5G, the fact that will be moving to renewable energy there,

what's happening is not exactly the globalization, but

industrial policy in the U.S., in Europe and in Asia, saying we

want a piece of that future.

So we're going to protect our electric vehicle sector.

We're going to produce the wind turbines or the photovoltaics.

We want a battery supply chain.

So part of what is happening is a kind of manufacturing

nationalism, which, if it doesn't get out of control, is not so

bad because it basically is a race to competitiveness in the new

sectors of the economy.

What I do worry about is something else, which is a geopolitical

cold war, which a lot of hotheads in the United States want

these to be China.

This is a dreadful mistake.

God help us if we go that way.

The idea that isolationism, protectionism makes absolutely no

sense. We actually have to have more cooperation.

Now, There will be some insourcing back to the United States.

We have gone through what I sometimes call it, hyper

globalization. We didn't focus on the importance of resilience

in our supply chain.

And we this is not only true in global supply chains, but every

aspect of our economy.

We make cars without spare tires as we bring jobs back.

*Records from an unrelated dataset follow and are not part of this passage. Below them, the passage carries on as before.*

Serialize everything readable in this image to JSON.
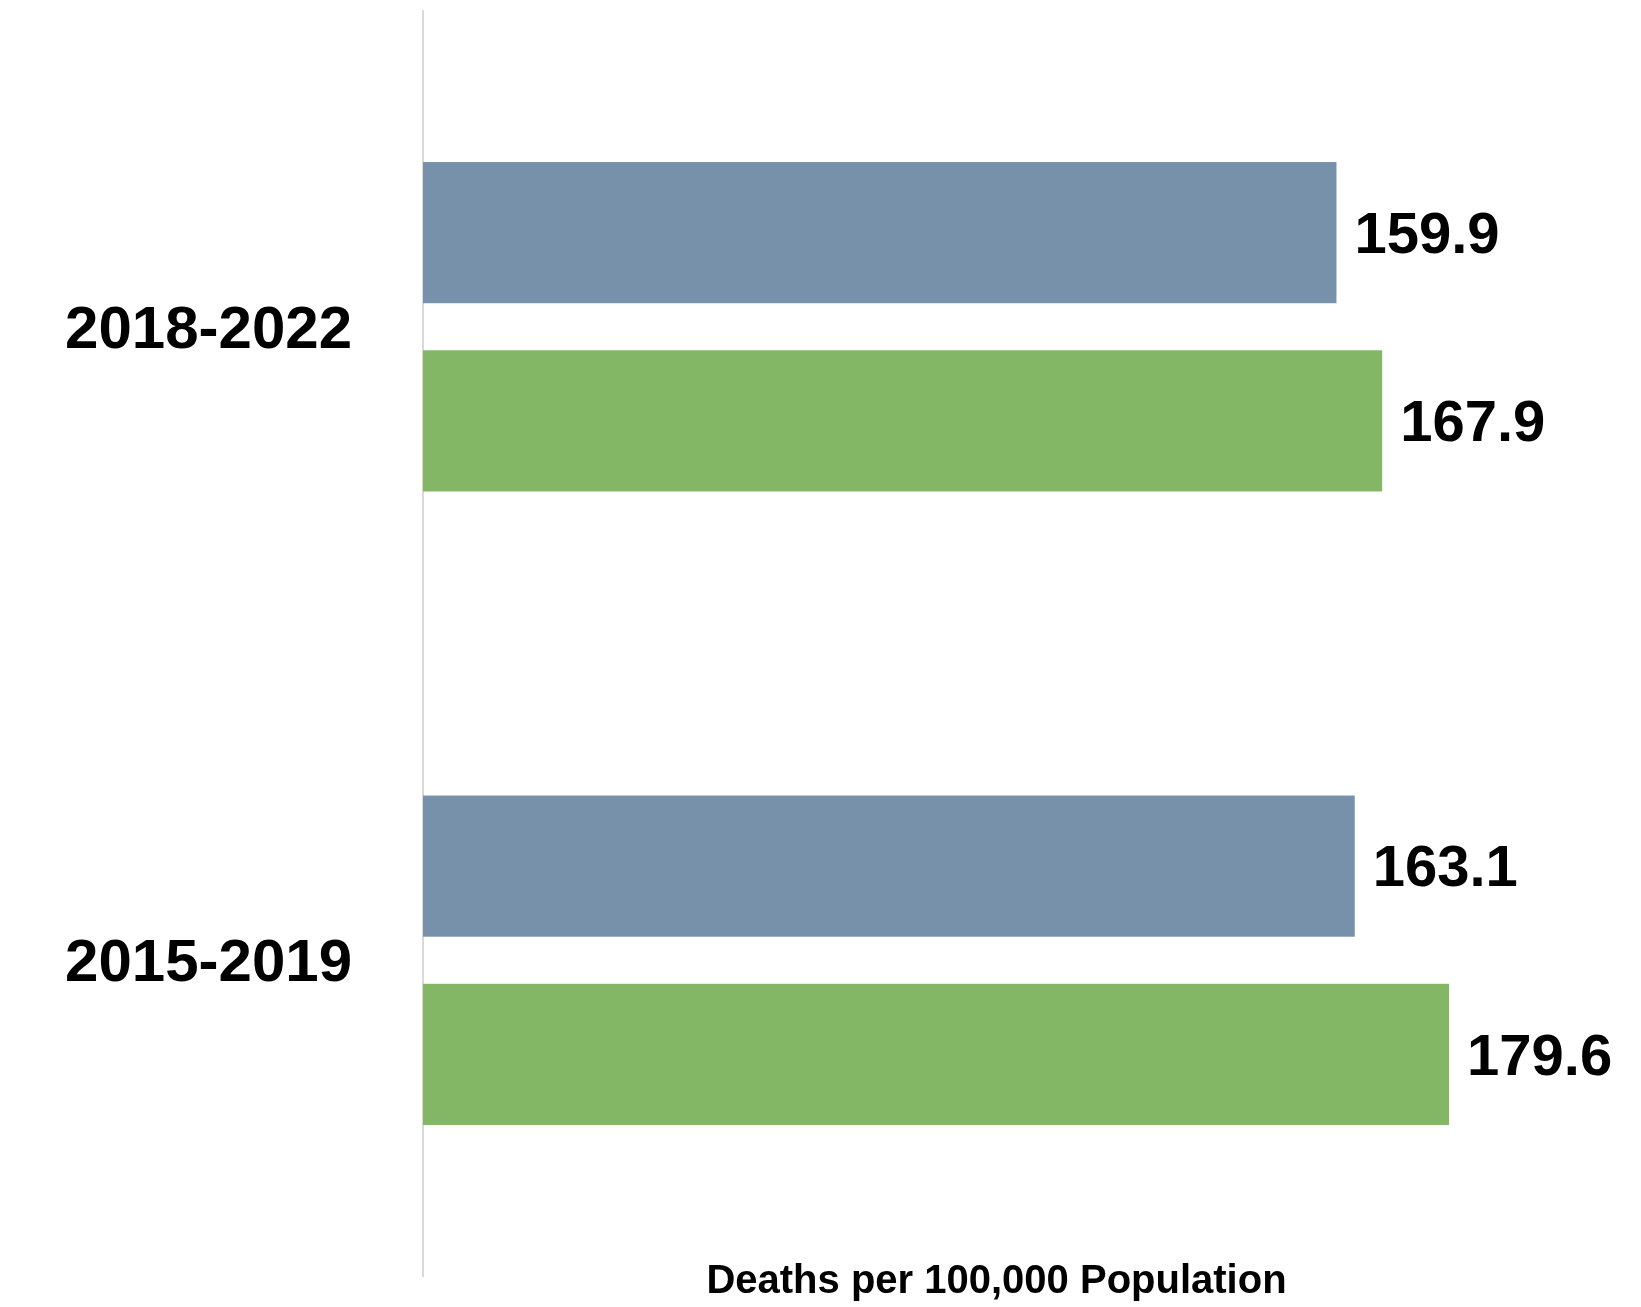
{
  "chart_data": {
    "type": "bar",
    "orientation": "horizontal",
    "xlabel": "Deaths per 100,000 Population",
    "categories": [
      "2018-2022",
      "2015-2019"
    ],
    "series": [
      {
        "color": "#7891aa",
        "values": [
          159.9,
          163.1
        ]
      },
      {
        "color": "#84b765",
        "values": [
          167.9,
          179.6
        ]
      }
    ],
    "data_labels": true
  }
}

I'm not - It's probably not going to be when I say we're going

to be supply chain back, but it won't be jobs, much of that work

will be done by robots.

And so we shouldn't think of this as a job program.

It's a resilience program.

And in fact, in many aspects of this kind of protectionism are

going to backfire.

If others reciprocate, our exports will go down.

So the U.S. is better off then than most other countries because

we're big, we're relatively closed already.

We have lots of resources.

We have lots of people. We have lots of room to do it.

If you're a small, open economy, which, you know, people used to

think, oh, if I want to be anything in this global economy, I

want to be a small, open economy because I can turbocharge my

growth for the rest of the world.

Well, this is no longer the environment.

When we deglobalize, You want to have the characteristics of the

US. So we are in relative terms, we are better off.

In absolute terms, We would be better off if we collaborated but

collaborated according to rules.

So you took the example of China.

This is not just a U.S.

issue. Other countries have the same grievances as the US has

with China in terms of intellectual property theft, in terms of

joint venture requirements, in terms of unequal access.

So it's also important that other people in this globalization

construct abide by the rules of globalization.

You can't have a one way option where you get to benefit, but

you don't live up to your global responsibilities.